In summary, this book illustrates how business executives, politicians and government employees have shaped markets, so as to achieve their political goals, time and time again. Successful marketcrafting seems to be built on three factors, a clear mission, an accountable institution to carry out specific marketcrafting efforts, and the investments needed to be able to accomplish it all. Perhaps the creation of a national investment bank might be a logical next step! This might make it easier to make reality out of a framework for channeling markets towards political goals.
Is this a reasonable way to go? Would there be a risk of institutions becoming too centralized, often with accompanying bureaucracy and ineffectiveness>? After all, free markets, with little or no marketcrafting, generally seem to be effective when it comes to self-regulation.
There are examples we might learn from when examining how various country regimes seem to have approached marketrafting. The heavily centralized economy of the former Soviet seems to have gone too far. But China, with quite some marketcrafting, seems to perform very well when it comes to economic growth. In the US there seems to be a lot of debate regarding how far one might want to go to rebuild competitiveness on the world basis. Trump’s decision to take a 10% ownership stake in Intel seems to indicate that more marketcrafting may be needed, in this case to strengthen US chip-making capabilities.
There might be a fine line when it comes to how far to push marketcrafting. The recent report my Mario Draghi seems to suggest that EU might have gone too far, paradoxically slowing down growth and competitiveness.
The book focuses a lot on specific individuals, detailing how these few seemed to play central roles when it came to aspects of marketcrafting.

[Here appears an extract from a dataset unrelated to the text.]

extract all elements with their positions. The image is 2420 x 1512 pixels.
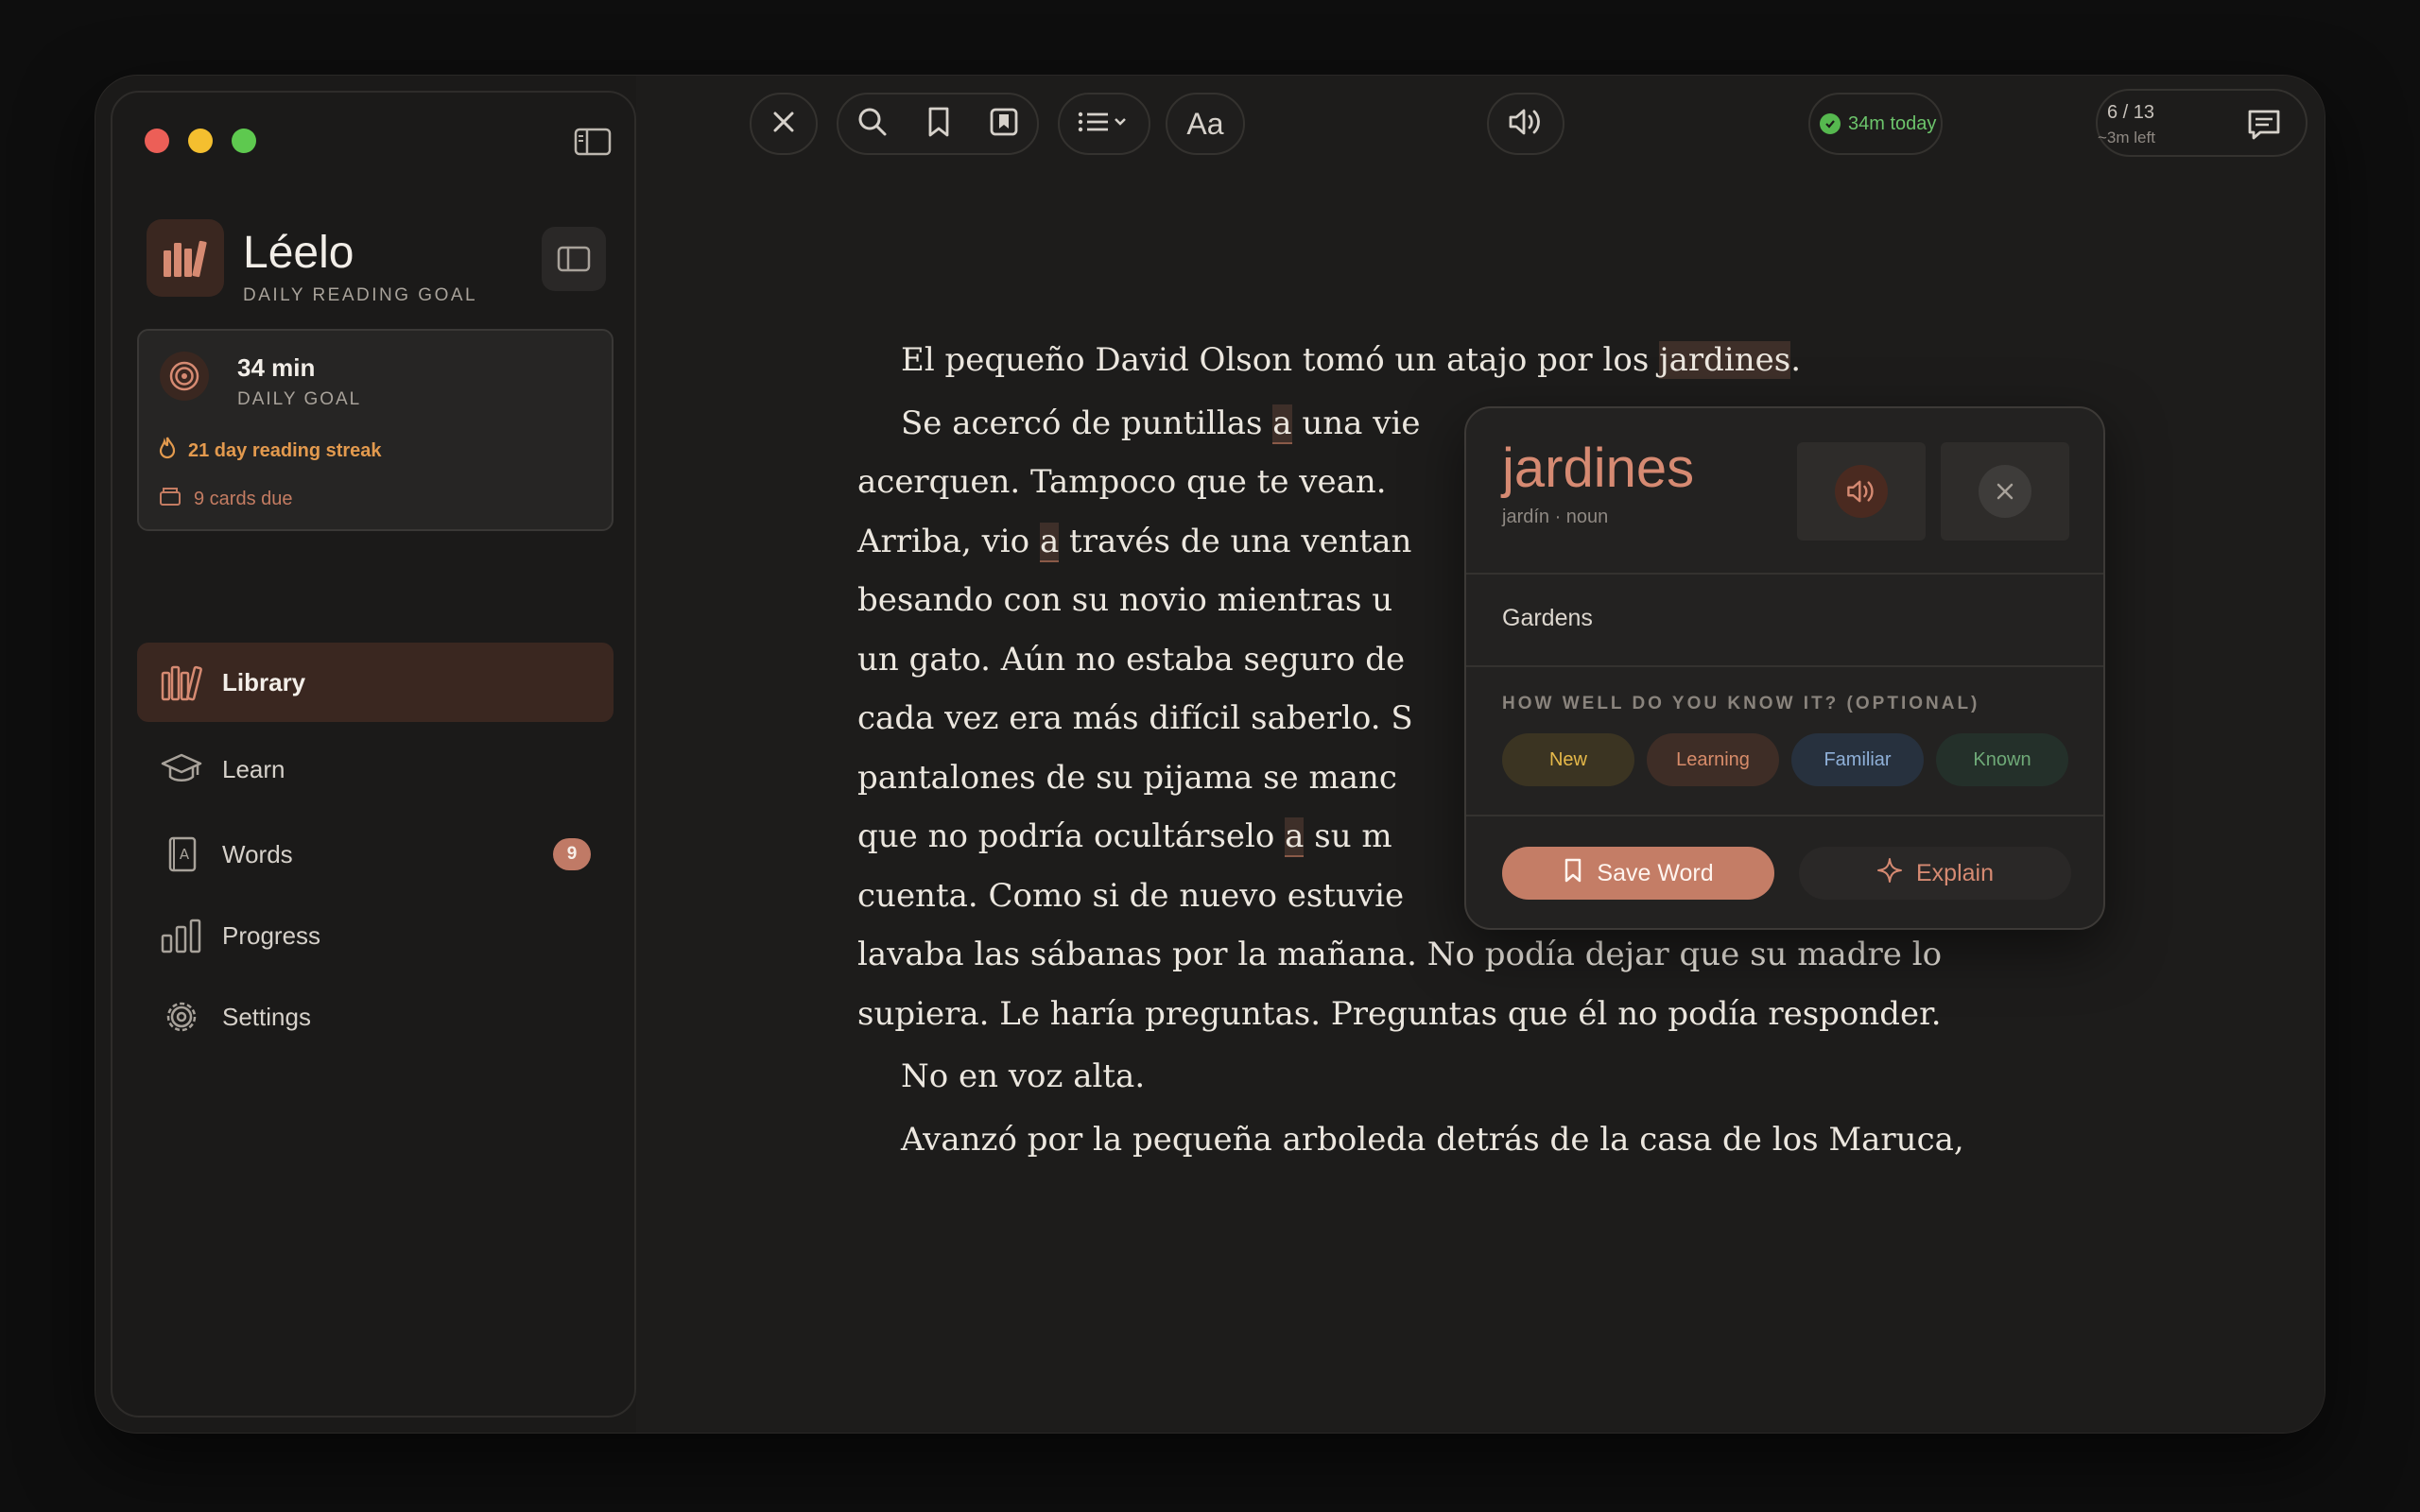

But the reality behind these “stories” was that many additional persons also played central roles. The US Presidents at the time (Roosevelt, Truman, Eisenhower, Nixon, Clinton, Obama, Biden, Trump) were, of course, central. But there were also many others, such as Ben Bernanke, Robert Rubin or Larry Summers. So, while this book undoubtedly has become more readable by primarily adding focus this way, the reality of what was actually happening might become somewhat skewed here and there.
I would recommend this book. The issue of marketcrafting is perhaps more central today than ever. World competitiveness seems key. Is marketcrafting a key factor when it comes to this issue? More? Less?